British Museum looks under mummies’ bandages with CT scans
Associated Press in London
Our fascination with mummies never gets old. Now the British Museum is using the latest technology to unwrap their ancient mysteries.
Scientists at the museum have used CT scans and sophisticated imaging software to go beneath the bandages, revealing skin, bones, preserved internal organs, and, in one case, a brain-scooping rod left inside a skull by embalmers.
The findings go on display next month in an exhibition that sets eight of the museum's mummies alongside detailed three-dimensional images of their insides and 3-D printed replicas of some of the items buried with them.
Bio-archaeologist Daniel Antoine said on Wednesday that the goal was to present these long-dead individuals "not as mummies but as human beings".
Mummies have been one of the British Museum's biggest draws ever since it opened in 1759. Director Neil MacGregor said 6.8 million people visited the London institution last year "and every one asked one of my colleagues, 'Where are the mummies?'"
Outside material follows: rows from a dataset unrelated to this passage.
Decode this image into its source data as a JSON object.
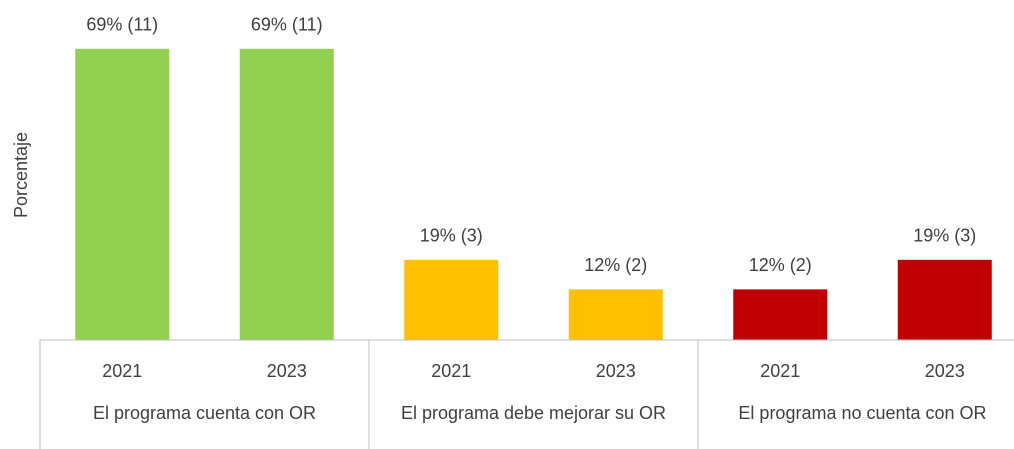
{
  "chart_data": {
    "type": "bar",
    "y_label": "Porcentaje",
    "groups": [
      {
        "name": "El programa cuenta con OR",
        "color": "#92d050",
        "categories": [
          "2021",
          "2023"
        ],
        "values": [
          69,
          69
        ],
        "value_labels": [
          "69% (11)",
          "69% (11)"
        ]
      },
      {
        "name": "El programa debe mejorar su OR",
        "color": "#ffc000",
        "categories": [
          "2021",
          "2023"
        ],
        "values": [
          19,
          12
        ],
        "value_labels": [
          "19% (3)",
          "12% (2)"
        ]
      },
      {
        "name": "El programa no cuenta con OR",
        "color": "#c00000",
        "categories": [
          "2021",
          "2023"
        ],
        "values": [
          12,
          19
        ],
        "value_labels": [
          "12% (2)",
          "19% (3)"
        ]
      }
    ]
  }
}
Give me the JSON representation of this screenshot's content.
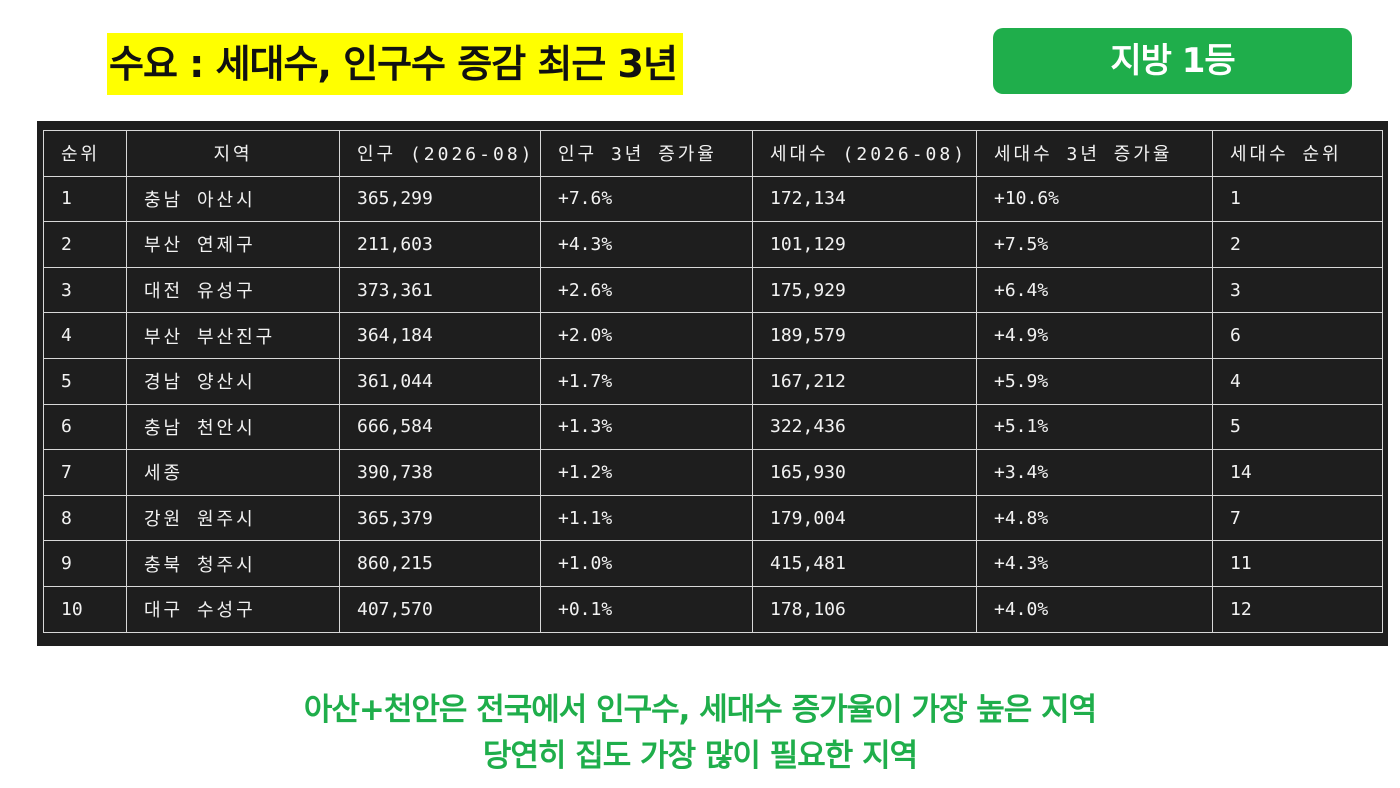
{
  "header": {
    "title": "수요 : 세대수, 인구수 증감  최근 3년",
    "badge": "지방 1등"
  },
  "table": {
    "columns": [
      "순위",
      "지역",
      "인구 (2026-08)",
      "인구 3년 증가율",
      "세대수 (2026-08)",
      "세대수 3년 증가율",
      "세대수 순위"
    ],
    "rows": [
      [
        "1",
        "충남 아산시",
        "365,299",
        "+7.6%",
        "172,134",
        "+10.6%",
        "1"
      ],
      [
        "2",
        "부산 연제구",
        "211,603",
        "+4.3%",
        "101,129",
        "+7.5%",
        "2"
      ],
      [
        "3",
        "대전 유성구",
        "373,361",
        "+2.6%",
        "175,929",
        "+6.4%",
        "3"
      ],
      [
        "4",
        "부산 부산진구",
        "364,184",
        "+2.0%",
        "189,579",
        "+4.9%",
        "6"
      ],
      [
        "5",
        "경남 양산시",
        "361,044",
        "+1.7%",
        "167,212",
        "+5.9%",
        "4"
      ],
      [
        "6",
        "충남 천안시",
        "666,584",
        "+1.3%",
        "322,436",
        "+5.1%",
        "5"
      ],
      [
        "7",
        "세종",
        "390,738",
        "+1.2%",
        "165,930",
        "+3.4%",
        "14"
      ],
      [
        "8",
        "강원 원주시",
        "365,379",
        "+1.1%",
        "179,004",
        "+4.8%",
        "7"
      ],
      [
        "9",
        "충북 청주시",
        "860,215",
        "+1.0%",
        "415,481",
        "+4.3%",
        "11"
      ],
      [
        "10",
        "대구 수성구",
        "407,570",
        "+0.1%",
        "178,106",
        "+4.0%",
        "12"
      ]
    ]
  },
  "footer": {
    "line1": "아산+천안은 전국에서 인구수, 세대수 증가율이 가장 높은 지역",
    "line2": "당연히 집도 가장 많이 필요한 지역"
  },
  "colors": {
    "title_highlight": "#ffff00",
    "accent_green": "#1fae4b",
    "table_background": "#1e1e1e"
  }
}
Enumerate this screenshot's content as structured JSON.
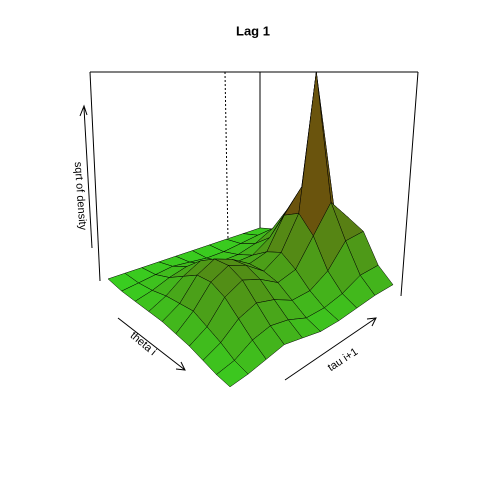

The museum has been X-raying its mummies since the 1960s, but modern CT scanners give a vastly sharper image. Just like live patients, the mummies chosen for the exhibition were scanned at London hospitals, though they were wheeled in after hours.
Volume graphics software, originally designed for car engineering, was then used to put flesh on the bones of the scans, showing skeletons, adding soft tissue and exploring the nooks and cavities inside. The eight mummies belong to individuals who lived in Egypt or Sudan between 3500BC and AD700. They range from poor people naturally preserved in sand, the cheapest burial option, to high-ranking Egyptians given elaborate ceremonial funerals.
"You got what you paid for, basically," said museum mummy expert John Taylor. "There were different grades of mummification."
Embalmers were exceptionally skilled, extracting the brain of the deceased through the nose, but they sometimes made mistakes.
The museum's scientists were thrilled to discover a spatula-like probe still inside one man's skull, along with a blob of brain.
"The tool at the back of the skull was quite a revelation, because embalmers' tools are something that we don't know much about," Taylor said. "To find one actually inside a mummy is an enormous advance."
The man, who died around 600BC, also had painful dental abscesses that might have killed him. Another mummy, a woman who lived in Sudan around AD700 was a Christian with a tattoo of the Archangel Michael's name on her inner thigh.